夏の全国高校野球選手権静岡県大会は11日から2回戦が始まる。12日に登場予定の星陵(富士宮市)の深沢龍之介選手(2年)は、円盤形のフライングディスクを使う競技「アルティメット」の日本代表として、11~18日にスペインで開催されるジュニア選手権に出場するため、2回戦への参加を見送る。国際舞台での活躍を誓いながらも、「先輩とともに最後まで夏を過ごしたい。勝ってくれの一心」とチームの勝利を願っている。
アルティメットと野球、二つの競技に情熱
深沢選手は小学5年生の時にアルティメットを始めた。アメリカンフットボールに似たルールのこの競技で、走力を生かして敵陣でパスを受ける「ミドル」として活躍。「相手と距離を詰めたり、離したり、読み合いをするのが楽しい」と魅力を語る。富士市のチーム「富士龍神」で練習を重ねている。同じ頃に野球も始め、投手との駆け引きが楽しめる打撃に惹かれた。
両立への決断と星陵への進学
中学進学時、どちらかに絞るべきか悩んだが、家族から「両方やっていいよ」と背中を押され、地域の野球チームで打撃を磨いた。野球の強豪校から勧誘を受けるまでに成長し、「どちらも打ち込める環境」を求めて、アルティメットの練習拠点が近く、野球部の設備が整った星陵への進学を決めた。

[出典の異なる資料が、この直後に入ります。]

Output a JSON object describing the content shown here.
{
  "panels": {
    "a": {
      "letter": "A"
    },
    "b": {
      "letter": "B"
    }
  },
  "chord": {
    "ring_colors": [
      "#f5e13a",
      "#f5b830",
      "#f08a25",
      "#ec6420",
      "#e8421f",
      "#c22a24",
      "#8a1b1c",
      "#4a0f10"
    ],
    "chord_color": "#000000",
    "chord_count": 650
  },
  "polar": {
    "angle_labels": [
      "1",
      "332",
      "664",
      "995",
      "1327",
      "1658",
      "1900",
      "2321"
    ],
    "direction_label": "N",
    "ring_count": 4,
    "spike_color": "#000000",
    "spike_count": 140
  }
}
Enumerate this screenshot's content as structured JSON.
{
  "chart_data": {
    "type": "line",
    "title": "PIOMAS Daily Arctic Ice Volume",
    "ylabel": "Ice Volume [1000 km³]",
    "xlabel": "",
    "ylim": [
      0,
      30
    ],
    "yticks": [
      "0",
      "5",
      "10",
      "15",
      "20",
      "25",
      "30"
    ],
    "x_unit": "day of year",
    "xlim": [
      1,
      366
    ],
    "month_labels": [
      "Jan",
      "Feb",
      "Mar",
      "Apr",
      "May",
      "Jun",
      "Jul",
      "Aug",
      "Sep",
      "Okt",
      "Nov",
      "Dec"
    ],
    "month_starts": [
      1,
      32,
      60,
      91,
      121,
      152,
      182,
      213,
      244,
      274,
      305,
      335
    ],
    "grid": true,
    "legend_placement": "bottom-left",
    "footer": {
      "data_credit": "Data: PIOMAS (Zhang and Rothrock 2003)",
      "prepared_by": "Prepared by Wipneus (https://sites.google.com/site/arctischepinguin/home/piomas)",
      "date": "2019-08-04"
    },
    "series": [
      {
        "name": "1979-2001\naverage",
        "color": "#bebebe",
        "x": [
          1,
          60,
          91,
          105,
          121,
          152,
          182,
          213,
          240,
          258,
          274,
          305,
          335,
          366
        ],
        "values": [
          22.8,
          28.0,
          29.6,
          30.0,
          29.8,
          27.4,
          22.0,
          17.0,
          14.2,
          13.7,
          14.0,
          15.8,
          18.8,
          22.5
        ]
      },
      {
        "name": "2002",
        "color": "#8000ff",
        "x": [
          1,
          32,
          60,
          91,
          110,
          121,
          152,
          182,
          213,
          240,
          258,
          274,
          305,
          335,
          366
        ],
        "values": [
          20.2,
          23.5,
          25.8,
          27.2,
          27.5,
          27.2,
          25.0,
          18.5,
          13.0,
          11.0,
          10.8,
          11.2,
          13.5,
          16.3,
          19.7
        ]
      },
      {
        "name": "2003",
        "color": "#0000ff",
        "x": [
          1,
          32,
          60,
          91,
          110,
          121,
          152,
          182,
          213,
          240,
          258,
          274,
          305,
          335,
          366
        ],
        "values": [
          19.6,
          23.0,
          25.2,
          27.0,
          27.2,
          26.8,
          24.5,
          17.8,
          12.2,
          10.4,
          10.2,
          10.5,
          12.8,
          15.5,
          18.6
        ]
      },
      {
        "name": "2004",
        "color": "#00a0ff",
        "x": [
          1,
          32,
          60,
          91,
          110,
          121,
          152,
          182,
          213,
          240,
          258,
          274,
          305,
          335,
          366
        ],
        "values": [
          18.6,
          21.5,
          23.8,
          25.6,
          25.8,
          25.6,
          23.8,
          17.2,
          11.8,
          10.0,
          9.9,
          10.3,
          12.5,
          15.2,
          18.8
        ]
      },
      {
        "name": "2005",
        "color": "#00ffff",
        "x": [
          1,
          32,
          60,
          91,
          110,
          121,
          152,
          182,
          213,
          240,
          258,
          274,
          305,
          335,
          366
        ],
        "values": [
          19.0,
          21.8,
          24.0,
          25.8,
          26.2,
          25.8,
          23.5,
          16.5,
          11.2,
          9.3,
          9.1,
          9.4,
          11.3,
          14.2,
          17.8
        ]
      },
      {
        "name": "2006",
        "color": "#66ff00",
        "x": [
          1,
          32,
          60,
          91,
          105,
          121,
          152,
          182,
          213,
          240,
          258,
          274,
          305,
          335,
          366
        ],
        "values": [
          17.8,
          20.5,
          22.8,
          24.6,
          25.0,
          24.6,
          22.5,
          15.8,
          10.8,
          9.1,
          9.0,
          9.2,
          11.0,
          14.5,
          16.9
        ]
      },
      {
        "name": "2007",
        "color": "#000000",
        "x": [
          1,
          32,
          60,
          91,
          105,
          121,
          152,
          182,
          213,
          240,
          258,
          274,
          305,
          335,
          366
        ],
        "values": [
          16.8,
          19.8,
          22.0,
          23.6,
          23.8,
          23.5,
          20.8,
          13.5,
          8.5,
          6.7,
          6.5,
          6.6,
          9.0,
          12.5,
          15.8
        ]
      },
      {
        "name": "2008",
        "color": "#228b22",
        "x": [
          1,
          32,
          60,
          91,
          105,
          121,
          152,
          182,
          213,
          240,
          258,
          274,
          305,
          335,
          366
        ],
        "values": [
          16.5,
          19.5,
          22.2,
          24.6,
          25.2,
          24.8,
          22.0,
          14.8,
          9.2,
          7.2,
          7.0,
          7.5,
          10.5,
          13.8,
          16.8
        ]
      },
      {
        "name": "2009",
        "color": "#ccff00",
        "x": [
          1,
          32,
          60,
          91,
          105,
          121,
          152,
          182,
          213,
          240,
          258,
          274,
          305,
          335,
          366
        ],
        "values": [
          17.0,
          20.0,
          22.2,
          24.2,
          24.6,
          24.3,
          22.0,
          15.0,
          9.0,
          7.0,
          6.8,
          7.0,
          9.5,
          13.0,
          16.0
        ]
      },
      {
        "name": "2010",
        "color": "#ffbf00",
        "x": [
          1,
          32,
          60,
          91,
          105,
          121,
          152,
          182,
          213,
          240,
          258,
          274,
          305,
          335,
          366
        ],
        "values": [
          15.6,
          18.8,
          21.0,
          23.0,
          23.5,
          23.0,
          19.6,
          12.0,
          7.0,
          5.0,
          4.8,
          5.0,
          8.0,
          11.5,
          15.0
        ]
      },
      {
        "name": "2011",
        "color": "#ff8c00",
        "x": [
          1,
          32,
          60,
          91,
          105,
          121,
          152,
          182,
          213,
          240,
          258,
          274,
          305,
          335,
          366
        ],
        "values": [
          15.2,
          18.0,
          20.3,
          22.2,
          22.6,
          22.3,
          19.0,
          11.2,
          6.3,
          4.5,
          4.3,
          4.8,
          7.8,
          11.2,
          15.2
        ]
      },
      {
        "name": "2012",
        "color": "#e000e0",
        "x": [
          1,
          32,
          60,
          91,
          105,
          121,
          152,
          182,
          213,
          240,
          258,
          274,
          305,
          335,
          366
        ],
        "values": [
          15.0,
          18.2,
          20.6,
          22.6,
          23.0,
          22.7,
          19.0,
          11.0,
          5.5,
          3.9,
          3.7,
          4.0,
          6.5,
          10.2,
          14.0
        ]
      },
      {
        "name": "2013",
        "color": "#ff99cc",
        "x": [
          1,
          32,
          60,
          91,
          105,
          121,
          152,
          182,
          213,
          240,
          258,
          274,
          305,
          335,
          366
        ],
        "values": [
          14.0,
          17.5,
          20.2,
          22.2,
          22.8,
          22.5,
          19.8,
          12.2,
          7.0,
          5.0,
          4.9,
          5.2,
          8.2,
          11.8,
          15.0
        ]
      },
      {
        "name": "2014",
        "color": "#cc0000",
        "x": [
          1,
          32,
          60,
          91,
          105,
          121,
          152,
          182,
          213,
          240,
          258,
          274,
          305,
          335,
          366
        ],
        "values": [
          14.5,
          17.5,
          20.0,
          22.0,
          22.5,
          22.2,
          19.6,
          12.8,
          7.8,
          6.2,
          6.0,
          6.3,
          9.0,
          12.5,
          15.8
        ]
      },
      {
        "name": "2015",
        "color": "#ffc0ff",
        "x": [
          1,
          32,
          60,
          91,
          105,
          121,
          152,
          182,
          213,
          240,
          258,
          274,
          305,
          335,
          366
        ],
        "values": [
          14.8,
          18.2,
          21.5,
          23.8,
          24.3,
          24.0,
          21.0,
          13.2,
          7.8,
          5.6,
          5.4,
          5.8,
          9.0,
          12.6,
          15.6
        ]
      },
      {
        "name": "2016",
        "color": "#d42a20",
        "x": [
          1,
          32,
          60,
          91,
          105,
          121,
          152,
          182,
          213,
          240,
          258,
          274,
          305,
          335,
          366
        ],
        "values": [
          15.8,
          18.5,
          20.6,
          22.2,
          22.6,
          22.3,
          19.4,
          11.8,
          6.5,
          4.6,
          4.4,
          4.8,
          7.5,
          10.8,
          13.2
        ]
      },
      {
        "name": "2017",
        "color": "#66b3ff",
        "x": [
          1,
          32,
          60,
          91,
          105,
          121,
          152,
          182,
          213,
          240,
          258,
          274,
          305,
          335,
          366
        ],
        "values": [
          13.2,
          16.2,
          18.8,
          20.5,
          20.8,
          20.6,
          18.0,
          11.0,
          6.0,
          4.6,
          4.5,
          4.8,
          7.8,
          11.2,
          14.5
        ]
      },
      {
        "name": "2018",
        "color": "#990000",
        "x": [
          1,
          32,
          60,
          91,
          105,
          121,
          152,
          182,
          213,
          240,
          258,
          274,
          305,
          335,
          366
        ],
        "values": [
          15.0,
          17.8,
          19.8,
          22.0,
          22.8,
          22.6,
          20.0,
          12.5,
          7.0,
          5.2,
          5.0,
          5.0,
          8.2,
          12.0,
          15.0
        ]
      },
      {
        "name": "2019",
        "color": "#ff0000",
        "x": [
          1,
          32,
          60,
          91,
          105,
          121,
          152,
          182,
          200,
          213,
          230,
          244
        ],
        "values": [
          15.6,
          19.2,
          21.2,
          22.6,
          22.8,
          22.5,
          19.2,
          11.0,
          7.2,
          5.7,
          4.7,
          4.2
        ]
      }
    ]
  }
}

両競技ではプレー中の軸足や腰の回転が逆で、「使う筋肉や動きが全然違う。左右どちらも鍛えなければいけない」と話す。水曜日は野球部で2時間練習した後、自転車で40分かけて富士市内のアルティメット練習拠点に向かう。「体力的には大変だけど、どっちも好きだから頑張りたい」と両立を続けている。
国際大会とチームへの思い
中学3年時にもアルティメットの世界選手権と野球の大会が重なり、最後の試合に参加できなかった経験を持つ。深沢選手は「いまのチームの雰囲気が大好き」と語り、帰国後に合流できるよう、チームの勝利を祈っている。